Here, your rocket pack charges automatically and faster, and the correct way to attack the game is to spam the hell out it. Once you learn to boost, boost, boost, there’s fun to be had here. It replaces the pig army with lizards, and thankfully gets less cluttered from stage three onwards. Even though it feels clunkier and more generic, there are still some nice elements and ideas involved, like corkscrewing giant rivets, racing out of the depths of a pyramid, and negotiating trap-laden tunnels during the finale. On its own terms, it’s still a solid action game for the Mega Drive, and therefore worthy of attention; and Michiru Yamane returns, opening stage one with a track so heroic it’s now the Rocket Knight de-facto theme.

Finally, Sparkster, the third and final entry in the collection, hails from the pastel climes of the Super Nintendo – and its graphics really pop. Again, Yamane inspires the audio with driving tunes, and there are some nice set pieces scattered throughout the adventure. Sparkster can be tricky in places, partly due to stage design that doesn’t have the same grace as the original. And, while it looks the part and is definitely the second-best game here, it still doesn’t achieve the same highs as the series debut.

This is, in part, down to pacing issues, and the constrictions of a traditional platform game structure. This becomes evident as early as stage two, which resembles a Sonic stage with its expansive, multi-tiered levels and conveyor gadgetry, where gung-ho boosting will get you insta-killed in various rock crushers. That said, it’s still a strong Super Nintendo action adventure, and one that looks great, with mammoth bosses and unique vehicles to ride. It captures the spirit of adventure, features Sparkster’s wonderful charm, and fans of the series will have fun returning to a title whose DNA is closer to the original.
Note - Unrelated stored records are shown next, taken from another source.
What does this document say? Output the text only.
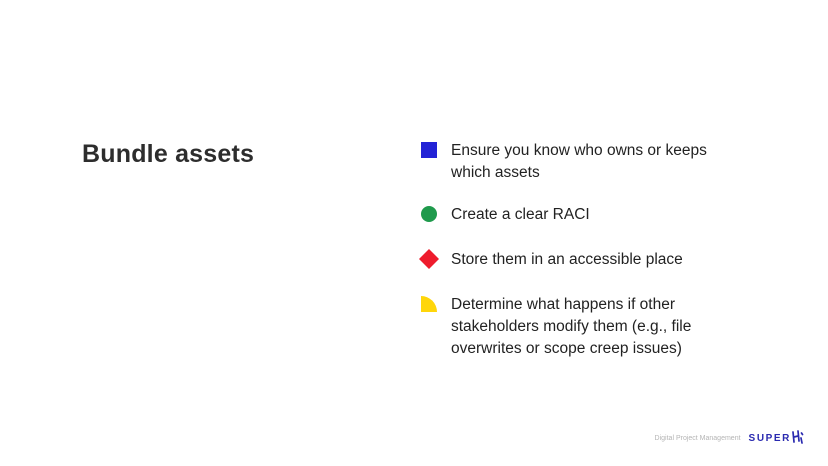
Bundle assets	Ensure you know who owns or keeps which assets
Create a clear RACI
Store them in an accessible place
Determine what happens if other stakeholders modify them (e.g., file overwrites or scope creep issues)
Digital Project Management SUPER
Rocket Knight Adventures: Re-Sparked Review - Screenshot 5 of 5

Regarding emulation quality, the Re-Sparked Collection feels about right. Having played these games endlessly over the years, there were a few teeny oddities that gave us a moment’s pause, and a lot of debate as to whether or not it was our imagination. The vast majority of players, however, wouldn’t bat an eyelid.
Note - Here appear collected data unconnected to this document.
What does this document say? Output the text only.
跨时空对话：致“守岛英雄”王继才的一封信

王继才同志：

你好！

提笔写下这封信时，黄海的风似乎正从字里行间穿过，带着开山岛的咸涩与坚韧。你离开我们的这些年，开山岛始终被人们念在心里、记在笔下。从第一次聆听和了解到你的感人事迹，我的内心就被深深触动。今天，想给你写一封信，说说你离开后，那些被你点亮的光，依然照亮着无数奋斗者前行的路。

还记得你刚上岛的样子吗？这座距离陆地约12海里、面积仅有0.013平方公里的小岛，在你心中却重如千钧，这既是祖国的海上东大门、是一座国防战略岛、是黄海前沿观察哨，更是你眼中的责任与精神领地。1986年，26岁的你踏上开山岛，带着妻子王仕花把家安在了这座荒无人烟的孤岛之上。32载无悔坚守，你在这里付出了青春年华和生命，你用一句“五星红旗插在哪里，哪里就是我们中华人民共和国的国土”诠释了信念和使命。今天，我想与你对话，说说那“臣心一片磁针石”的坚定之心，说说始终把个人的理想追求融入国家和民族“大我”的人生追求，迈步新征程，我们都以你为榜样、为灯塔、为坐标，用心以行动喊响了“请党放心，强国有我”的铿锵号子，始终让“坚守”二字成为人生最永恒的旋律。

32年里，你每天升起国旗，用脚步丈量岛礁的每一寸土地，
In addition to all the neat bonuses on board, you can even play different regions of the games for little presentational differences, and the art museum is particularly fleshed out, full of original flyers, magazine ads, manuals, and concept art for all three titles. There’s also an all-new animated introduction that’s very well done — even if it doesn’t pip Japan’s original 1993 TV spot — and an updated remix of Sparkster’s theme to enjoy.

Conclusion

Rocket Knight Adventures is a series comprising two fine games and one stellar, timeless piece of work. While the sequels are above average for ’90s platform gaming, it’s the series debut that really informs this review’s score. Rocket Knight Adventures is a title that sits comfortably alongside Gunstar Heroes in the pantheon of exceptional games overlooked in their heyday. It does everything an arcade action adventure needs to, and more, outdoing a vast number of actual arcade games in the process. Its constantly evolving stages, incredible variety of scenarios, and driving cinematic soundtrack make it one of the best of its kind. If that’s not the very definition of underrated, we don’t know what is.